Não me lembro do canário-da-terra-verdadeiro (Sicalis flaveola) antes da sua nova
ascensão. Sabia da sua existência apenas em viveiros e gaiolas. Foi considerada
uma espécie quase que extinta por aqui, no sul de Minas, muito visada e caçada
devido ao seu grande apelo canoro e principalmente, pela sua linda plumagem
amarelada, exclusiva do macho. É considerada entre as 10 mais apreendidas
segundo relatórios do IBAMA. Tal característica marcante do amarelo lhe rendeu
o posto de mascote da seleção brasileira de futebol com o slogan "seleção
canarinho", muito bem explorado pela seleção de 1982.
Seu desaparecimento na época, deu-se por conta também, da
intoxicação pelo uso abusivo de agrotóxico nas lavouras, já que o
canário-da-terra é uma espécie
granívora, ou seja, alimenta-se de sementes, especialmente sementes de capins.
É muito comum vê-los se alimentando em capinzeiros e pastagens de beira de
estrada junto às coleirinhas, bigodinhos e tizius. Houve um tempo, em alguns
lugares do sul de Minas que a lavoura de arroz foi dominante nas áreas mais
alagadas. Talvez ali, tal fato foi preponderante para o desaparecimento da
espécie devido ao uso do roundup glifosato.
No entanto, o fato é que o "canarinho" voltou, e
com força total! A ponto de ocupar e disputar espaço com o pardal! Suas
populações têm aumentado exponencialmente, principalmente em locais de grande
movimentação humana nas zonas rurais onde o manejo de criações tornou-se o seu
principal reduto por conta do trato de animais a base de grãos.

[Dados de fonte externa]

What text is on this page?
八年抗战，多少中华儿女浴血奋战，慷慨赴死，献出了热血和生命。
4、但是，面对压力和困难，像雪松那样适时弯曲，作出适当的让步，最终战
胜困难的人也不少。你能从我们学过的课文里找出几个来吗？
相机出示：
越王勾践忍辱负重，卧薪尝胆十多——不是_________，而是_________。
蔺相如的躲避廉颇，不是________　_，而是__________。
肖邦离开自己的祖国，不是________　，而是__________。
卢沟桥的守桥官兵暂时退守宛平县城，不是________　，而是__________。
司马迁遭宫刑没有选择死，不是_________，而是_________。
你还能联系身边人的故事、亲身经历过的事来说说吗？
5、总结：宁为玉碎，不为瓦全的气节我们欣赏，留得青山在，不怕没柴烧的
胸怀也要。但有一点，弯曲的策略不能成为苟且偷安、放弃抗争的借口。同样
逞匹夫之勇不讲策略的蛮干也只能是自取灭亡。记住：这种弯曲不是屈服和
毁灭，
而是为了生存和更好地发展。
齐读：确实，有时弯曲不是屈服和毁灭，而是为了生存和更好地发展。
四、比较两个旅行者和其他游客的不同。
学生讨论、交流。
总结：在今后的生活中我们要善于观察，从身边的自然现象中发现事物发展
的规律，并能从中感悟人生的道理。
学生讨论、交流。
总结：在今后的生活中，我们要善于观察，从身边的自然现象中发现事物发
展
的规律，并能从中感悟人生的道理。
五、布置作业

Nas cidades, sua movimentação é mais discreta, porém já se
ouve em qualquer esquina. É comum acordar de manhã e passear pelas ruas e
avistar um casal se alimentando.
O que o trouxe de volta? Em minha região, a uns 10 anos
atrás, dificilmente se via canários nas cidades. Avistava-se eventualmente nas
zonas rurais. A uns 20 anos então, não se via em lugar algum. As pessoas foram
criando em cativeiro com o intuito de soltá-los gradualmente, principalmente
proprietários de terra e donos de xácaras que aderiram à ideia e foram
disseminando-a. O bicho foi se espalhando para todo canto com uma capacidade de
reprodução incrível e grande habilidade em ocupação de espaço, basta pendurar
uma cabacinha que logo já se vê uma fêmea fazendo o reconhecimento da futura
chocadeira.
É bem verdade, as Leis punitivas foram ficando mais
rigorosas, embora ainda bem longe do ideal. O canarinho é tão querido que hoje
se teme o fato do sujeito ser "dedurado" caso opte por caçá-lo e
criá-lo em gaiola.
Segundo relatos de pessoas mais velhas, que já viveram o
auge da espécie em outras épocas, o canário-da-terra de hoje voltou do
cativeiro um pouco modificado em relação aos seus hábitos originais. O canário
de hoje tem hábitos bem mais gregários, certamente por ter sido criado aos
montes em cativeiro. Inclusive, segundo relatos desses mais antigos
passarinheiros o seu canto voltou um pouco modificado. O fato é que ainda
assim, já consegui ver disputas acirradas de machos por fêmeas em períodos
reprodutivos onde é muito comum ver casais separados do bando.
Sua ocupação ostensiva não gera impacto, muito pelo
contrário, é possível perceber o quanto a sua ascensão ajudou a controlar o
ímpeto do pardal e das pombas, equilibrando assim as populações da avifauna
urbana e rural. A presença do canário-da-terra nos inspira felicidade! Ao
ouvi-lo solto nos dá a sensação de paz, pois sua presença purifica o ambiente
de beleza e nos remete ao campo, em plena selva de pedra.